令和国民会議(通称:令和臨調、事務局:日本生産性本部)は4月25日、都内ホテルで記者会見を開き、「骨太の方針」に向けた社会保障制度改革に関する提言「だれもが自己実現を目指せる日本をつくるために社会保障制度の再設計を」を取りまとめ、発表しました。公正・持続・効率の3原則を打ち出し、時代の変化や要請に合わせて、社会保障制度全体を検証し、制度設計をするよう求めました。関連資料はこちらからご覧ください。

記者会見の様子

今回の提言は、政府が6月をめどに策定を検討している「経済財政運営と改革の基本方針(骨太の方針)」に向け、社会保障制度改革に焦点を当てました。記者会見には、第2部会「財政・社会保障」共同座長の平野信行 三菱UFJ銀行特別顧問、翁百合 (株)日本総合研究所理事長、同部会主査の小林慶一郎 慶應義塾大学教授、伊藤由希子 津田塾大学教授が出席しました。

平野共同座長は、「働き方・生き方の多様化や、少子高齢化の進展、産業構造の変化が進んでいるが、残念ながら現状の社会保障制度は、これらの変化に対応していない」と述べ、日本の社会保障制度に対する問題意識を示しました。

そのうえで、「若い人たちが、現状の社会保障制度に対して不安を抱いているままでは、思い切ってチャレンジすることはできない。より多くの人々に社会保障制度の支え手になってもらうためには、信頼を得られるようにバージョンアップをすることが必要だ」と述べました。

提言では、速やかな検討を求める政策についての全体像と考え方として、「多様な働き方・生き方で自己実現」と「平時と緊急時の医療・介護」という2つの基本的な考え方と、6つの具体的な政策の方向性を示しています。

まず、「多様な働き方・生き方で自己実現」では、「将来不安を軽減する公正な負担と幅広い支援が必要」として、ジェンダーや正規雇用・非正規雇用などによる賃金格差や社会保障の差異を解消する「公正な労働市場の実現」を挙げました。

また、望めばだれもが働きながら安心して子育てできるように安定した財源を確保した上で持続的な支援を実現する「子育て支援環境の構築」と、働くほど所得や年金が増える仕組みと、所得・資産に対する公正な負担(応能負担)の仕組みを構築することによる「公正な負担・支援を実現」を挙げました。これらによって、若年層や現役世代の将来不安の軽減をめざします。

このほか、産業構造が変化する中で、求職者支援制度の抜本改革が必要になるとの見解を示し、「積極的労働市場政策への転換」を掲げます。「失業を防ぐ」のみならず、「失業しても、安心して能力を伸ばし、すみやかに労働移動ができるセーフティネットを充実させる」のが狙いです。

具体的には、雇用保険の加入資格を持たない一部の労働者に対する求職者支援の機会を拡大する一方、既存制度の周知ならびに強化、利用の要件緩和をさらに進め、対象者を拡大します。また、社会で求められる職業能力に柔軟に対応するリスキリング・リカレント教育とジョブマッチングなどの就業支援を実現することも盛り込みました。

政府が打ち出す子育て対策などの財源が議論となる中で、平野共同座長は「まずは無駄の見直しが必要であり、次に社会保障全体の給付と負担の適正化を図る必要がある。
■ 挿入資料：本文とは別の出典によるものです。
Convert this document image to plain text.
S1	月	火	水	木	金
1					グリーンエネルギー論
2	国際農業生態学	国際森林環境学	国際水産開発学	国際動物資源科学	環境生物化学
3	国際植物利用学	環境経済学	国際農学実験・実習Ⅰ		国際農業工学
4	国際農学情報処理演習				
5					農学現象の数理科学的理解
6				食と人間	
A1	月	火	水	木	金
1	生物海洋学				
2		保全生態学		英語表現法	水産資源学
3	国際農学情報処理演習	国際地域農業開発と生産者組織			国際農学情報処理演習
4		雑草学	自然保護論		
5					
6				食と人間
つまり、給付を効率化し、生産性を高めることと、負担の適正化を図って負担できる主体があれば負担してもらうことが大事だ」と述べました。

さらに、それでも不足する部分については、「日本の将来を担う世代を育成するのは社会全体の課題であり、安定的な税を基軸にするべきだ。一方で、いずれこの世代も社会保険の担い手になっていくわけだから、社会保険料を全く考えないわけはない。子育て支援の目的と性格を踏まえたベストミックスを、知恵を絞って考えるべきだ」と述べました。

医療提供体制改革は喫緊の課題

もう一つの「平時と緊急時の医療・介護」に関する政策について、「かかりつけ医機能を備えた医療者の認定制度の創設」と、「柔軟で強靭な救命救急・高度急性期機能確保」、「負担に見合った効果が実現できる制度のための基盤整備」の3つの柱を打ち出しています。

平野共同座長は「コロナ禍の中で、世界に冠たるものと誇りに思ってきた医療提供体制の脆弱性が露呈した。医療制度の改革は、私たちが今回の提言で最も訴えたいことだ」と述べました。
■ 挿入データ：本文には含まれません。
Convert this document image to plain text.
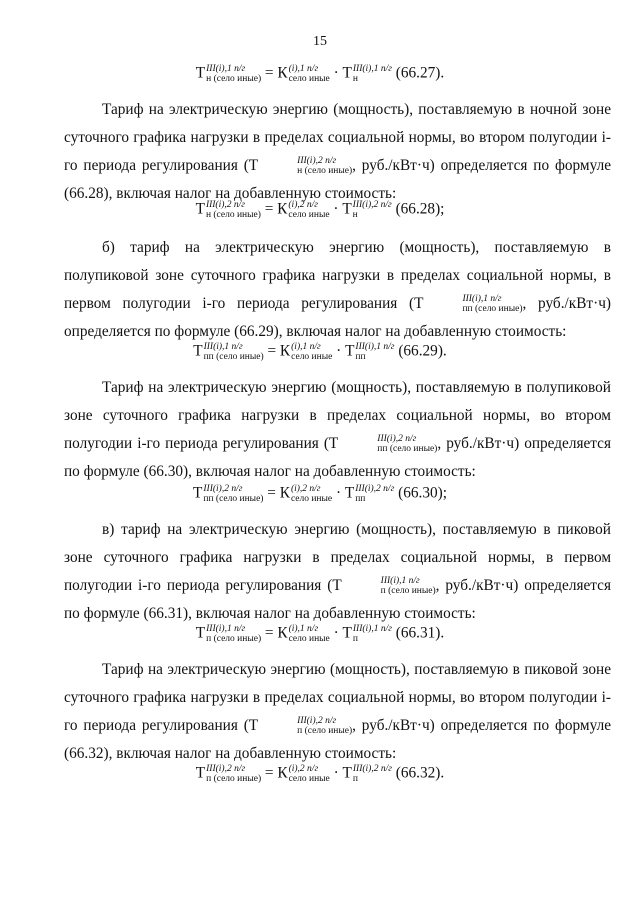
15
Т III(i),1 п/г
н (село иные) = К (i),1 п/г
село иные · Т III(i),1 п/г
н	(66.27).
Тариф на электрическую энергию (мощность), поставляемую в ночной зоне суточного графика нагрузки в пределах социальной нормы, во втором полугодии i-го периода регулирования (Т	III(i),2 п/г
н (село иные) , руб./кВт·ч) определяется по формуле (66.28), включая налог на добавленную стоимость:
Т III(i),2 п/г
н (село иные) = К (i),2 п/г
село иные · Т III(i),2 п/г
н	(66.28);
б) тариф на электрическую энергию (мощность), поставляемую в полупиковой зоне суточного графика нагрузки в пределах социальной нормы, в первом полугодии i-го периода регулирования (Т	III(i),1 п/г
пп (село иные) , руб./кВт·ч) определяется по формуле (66.29), включая налог на добавленную стоимость:
Т III(i),1 п/г
пп (село иные) = К (i),1 п/г
село иные · Т III(i),1 п/г
пп	(66.29).
Тариф на электрическую энергию (мощность), поставляемую в полупиковой зоне суточного графика нагрузки в пределах социальной нормы, во втором полугодии i-го периода регулирования (Т	III(i),2 п/г
пп (село иные) , руб./кВт·ч) определяется по формуле (66.30), включая налог на добавленную стоимость:
Т III(i),2 п/г
пп (село иные) = К (i),2 п/г
село иные · Т III(i),2 п/г
пп	(66.30);
в) тариф на электрическую энергию (мощность), поставляемую в пиковой зоне суточного графика нагрузки в пределах социальной нормы, в первом полугодии i-го периода регулирования (Т	III(i),1 п/г
п (село иные) , руб./кВт·ч) определяется по формуле (66.31), включая налог на добавленную стоимость:
Т III(i),1 п/г
п (село иные) = К (i),1 п/г
село иные · Т III(i),1 п/г
п	(66.31).
Тариф на электрическую энергию (мощность), поставляемую в пиковой зоне суточного графика нагрузки в пределах социальной нормы, во втором полугодии i-го периода регулирования (Т	III(i),2 п/г
п (село иные) , руб./кВт·ч) определяется по формуле (66.32), включая налог на добавленную стоимость:
Т III(i),2 п/г
п (село иные) = К (i),2 п/г
село иные · Т III(i),2 п/г
п	(66.32).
「かかりつけ医機能を備えた医療者の認定制度の創設」については、国民の46%が、かかりつけ医を持たない中で、コロナ禍では、国民の情報不足と医療機関の混乱につながった現状の改革をめざします。

具体的には、人材の厚みがあり、連携によって24時間の初期対応ができる体制を整えた医療者(多職種保健チーム)を認定します。認定にあたっては、研修を必須とし、責任を明確にしたうえで、評価を定期的に行って住民への責任に応じた報酬体系を導入することを提案しました。

一方で、住民は医療者を選択、登録します。長期間の継続的な疾病予防と健康管理のために健康情報を医療者と共有することで、体調の異変時も速やかな相談が可能になります。
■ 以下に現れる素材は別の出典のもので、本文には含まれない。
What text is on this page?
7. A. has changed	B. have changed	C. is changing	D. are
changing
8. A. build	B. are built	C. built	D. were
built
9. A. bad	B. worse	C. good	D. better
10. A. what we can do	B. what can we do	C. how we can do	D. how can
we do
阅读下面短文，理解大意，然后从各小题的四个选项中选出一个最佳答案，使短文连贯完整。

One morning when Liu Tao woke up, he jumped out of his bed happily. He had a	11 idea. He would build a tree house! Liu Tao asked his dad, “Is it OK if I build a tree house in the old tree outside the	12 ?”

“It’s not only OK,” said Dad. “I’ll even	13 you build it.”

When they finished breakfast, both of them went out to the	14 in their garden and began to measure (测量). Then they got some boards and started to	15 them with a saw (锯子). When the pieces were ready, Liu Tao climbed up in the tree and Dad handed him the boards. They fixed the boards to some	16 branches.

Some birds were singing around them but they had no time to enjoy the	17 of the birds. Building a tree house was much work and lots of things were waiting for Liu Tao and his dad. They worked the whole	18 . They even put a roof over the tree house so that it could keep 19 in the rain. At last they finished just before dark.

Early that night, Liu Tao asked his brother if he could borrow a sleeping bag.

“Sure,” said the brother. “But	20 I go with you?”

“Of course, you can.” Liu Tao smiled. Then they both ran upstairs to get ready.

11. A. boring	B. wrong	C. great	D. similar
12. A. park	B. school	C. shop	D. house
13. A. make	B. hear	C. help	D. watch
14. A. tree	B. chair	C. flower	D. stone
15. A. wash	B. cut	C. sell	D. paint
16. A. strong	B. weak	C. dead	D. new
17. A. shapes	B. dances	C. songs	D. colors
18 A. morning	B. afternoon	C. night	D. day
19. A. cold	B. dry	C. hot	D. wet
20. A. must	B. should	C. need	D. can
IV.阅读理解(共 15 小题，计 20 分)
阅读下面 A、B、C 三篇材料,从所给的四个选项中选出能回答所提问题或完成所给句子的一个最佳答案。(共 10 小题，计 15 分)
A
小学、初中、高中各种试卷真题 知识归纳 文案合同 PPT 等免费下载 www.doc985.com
伊藤主査は、記者会見で「かかりつけ医は、日本に馴染まないという理由で、過去40年間にわたり、退けられてきた経緯がある。いよいよ、人口減少が進むこれからの社会において、可能な限り有効に資源を使って、安心な医療・介護を持続するため、今こそ必要な仕組みであると思う」と訴えました。

「柔軟で強靭な救命救急・高度急性期機能確保」は、全国の約3900の救急告示病院のうち、63%が199床以下の小規模病院であり、「広いが薄い」救急体制では緊急時に人材が集められず、患者のための機能分担が維持できない現状の改革をめざします。

病院の機能と規模の再編のための現実的な具体策を講じ、地域中核病院など必要性と緊急性の高い分野への手厚い人材配置を行います。また、緊急時における都道府県や国の指揮命令権を強化し、機能に応じた役割を果たした医療機関への正当な評価につなげるほか、初期救急から高度救急までの役割の明確化・分担を徹底します。

「負担に見合った効果が実現できる制度のための基盤構築」に関しては、日本では医療や介護のデータを正確に計測・集約する体制が整備されておらず、実態の把握や政策効果の検証が困難であるなどの課題に対応します。

対策としては、情報の分散や統計調査の重複を避けて一元化するため、保険医療機関の事業報告書の報告と公開の義務化や公費の流れを保険診療に限らず透明化します。医療・介護サービスの規模を国際標準の基準で把握するため、OECDの統計(Health Expenditure)の基準に則って国内の統計情報の集計・区分や推計方法を見直し、医療の質・機能・費用の計測と国際比較を可能にします。

提言の結びとして、平野共同座長は「このような社会保障制度改革を進めることにより、すべての人にとって公正な支援と負担を実現し、自己実現と社会の発展を支えることをめざすべきだ」と指摘しました。そして、社会保障の機能を将来にわたって最適な姿で持続できるよう、時代の要請に合わせ、中長期的な観点から検証し制度設計を行う恒常的な政府横断的会議体の必要性を指摘しました。